There is no restraint now. The point to me is that the EU does nothing to stop the march rightwards and is actually in full accord on austerity. Do you honestly think David Cameron, George Osborne and co would be fighting for remain if they thought it was in any shape or form the progressive institution some of you guys make it out to be? It’s a business club with political pretentions.
The other thing is in or out of the EU leaders still have to be elected and fight on the policies they present to the public which sets limits on what they can attempt anyway.
Glenn
In my case it’s because I’m a small islander with no real interests in internationalism. I don’t like big political projects and I am a bit of an isolationist.

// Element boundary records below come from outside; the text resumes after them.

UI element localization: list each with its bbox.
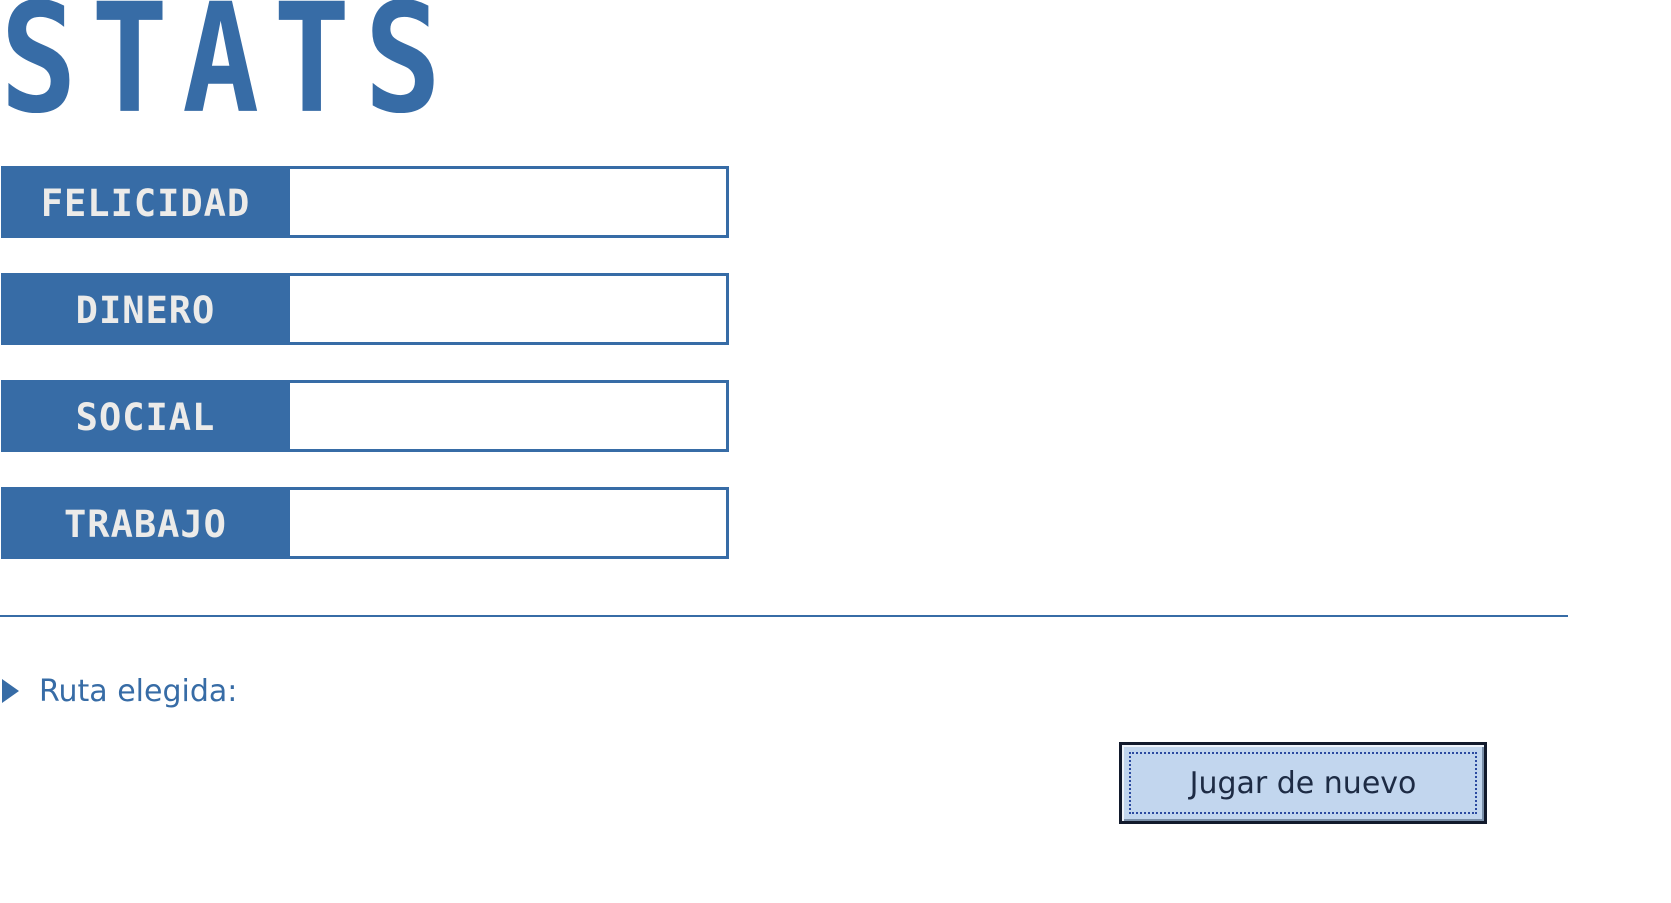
- section-divider: [0, 615, 1568, 617]
- stat-label-felicidad: FELICIDAD: [1, 166, 290, 238]
- play-again-label: Jugar de nuevo: [1129, 752, 1477, 814]
- chosen-route: Ruta elegida:: [2, 671, 247, 711]
- stat-row-dinero: DINERO: [1, 273, 729, 345]
- stat-bar-trabajo: [290, 487, 729, 559]
- stats-title: STATS: [0, 0, 456, 148]
- route-label: Ruta elegida:: [39, 673, 238, 709]
- stat-row-social: SOCIAL: [1, 380, 729, 452]
- stat-bar-felicidad: [290, 166, 729, 238]
- stat-label-trabajo: TRABAJO: [1, 487, 290, 559]
- stat-label-social: SOCIAL: [1, 380, 290, 452]
- stat-row-felicidad: FELICIDAD: [1, 166, 729, 238]
- triangle-bullet-icon: [2, 679, 19, 703]
- stat-label-dinero: DINERO: [1, 273, 290, 345]
- stat-bar-social: [290, 380, 729, 452]
- play-again-button[interactable]: Jugar de nuevo: [1119, 742, 1487, 824]
- stat-row-trabajo: TRABAJO: [1, 487, 729, 559]
- stat-bar-dinero: [290, 273, 729, 345]
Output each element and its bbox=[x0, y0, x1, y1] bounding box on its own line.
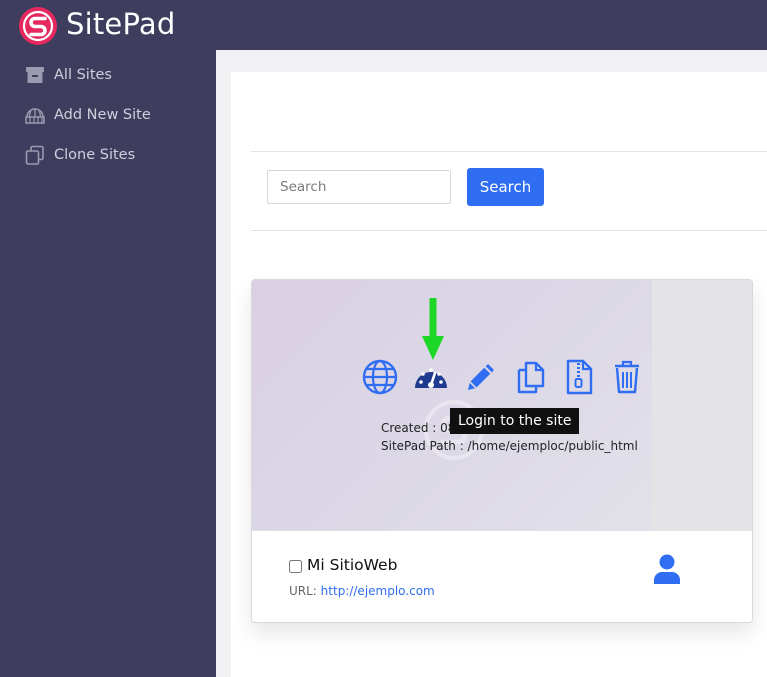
sitepad-logo[interactable] bbox=[18, 6, 58, 46]
green-arrow-icon bbox=[422, 298, 444, 360]
login-tooltip: Login to the site bbox=[450, 408, 580, 434]
site-preview: Created : 08 SitePad Path : /home/ejempl… bbox=[252, 280, 652, 530]
site-url-row: URL: http://ejemplo.com bbox=[289, 584, 435, 598]
zip-file-icon bbox=[566, 359, 593, 395]
sitepad-path-text: SitePad Path : /home/ejemploc/public_htm… bbox=[381, 439, 638, 453]
dashboard-gauge-icon bbox=[415, 368, 447, 388]
sidebar-item-label: Add New Site bbox=[54, 107, 151, 123]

Yes, and if I believed exit from the EU really would lead to that sort of little England self-control, I might be inclined to support it myself. But it won’t. Brexit is led by people who want the opposite of that.
@ Glen,
I don’t have much enthusiasm for the EU, but I do know from the sort of people who are trying to persuade the electorate to vote for ‘Leave’, that leaving the EU would be a case of, ‘out of the frying pan into the fire’.
In my opinion, Matthew is absolutely correct about that.
@ Keith Legg “The First World War was not specifically started by Germany – as any student of GCSE or National 5 History will tell you”.
If any student of GCSE or National History 5 peddled that line at University they would get short shrift from eminent First War scholars such as Fritz Fischer or Gary Sheffield.
Jayne,
It’s true some of the leave campaigners are unpleasant, But if you the history of Britain’s involvement in the EU , every major step from joining the Common Market to Maastricht at further integration has been driven by the Conservative Party and has been accompanied by deregulation, de industrialisation and the erosion of the status of paid employment. Johnson and Cameron are just two cheeks of the same backside, really.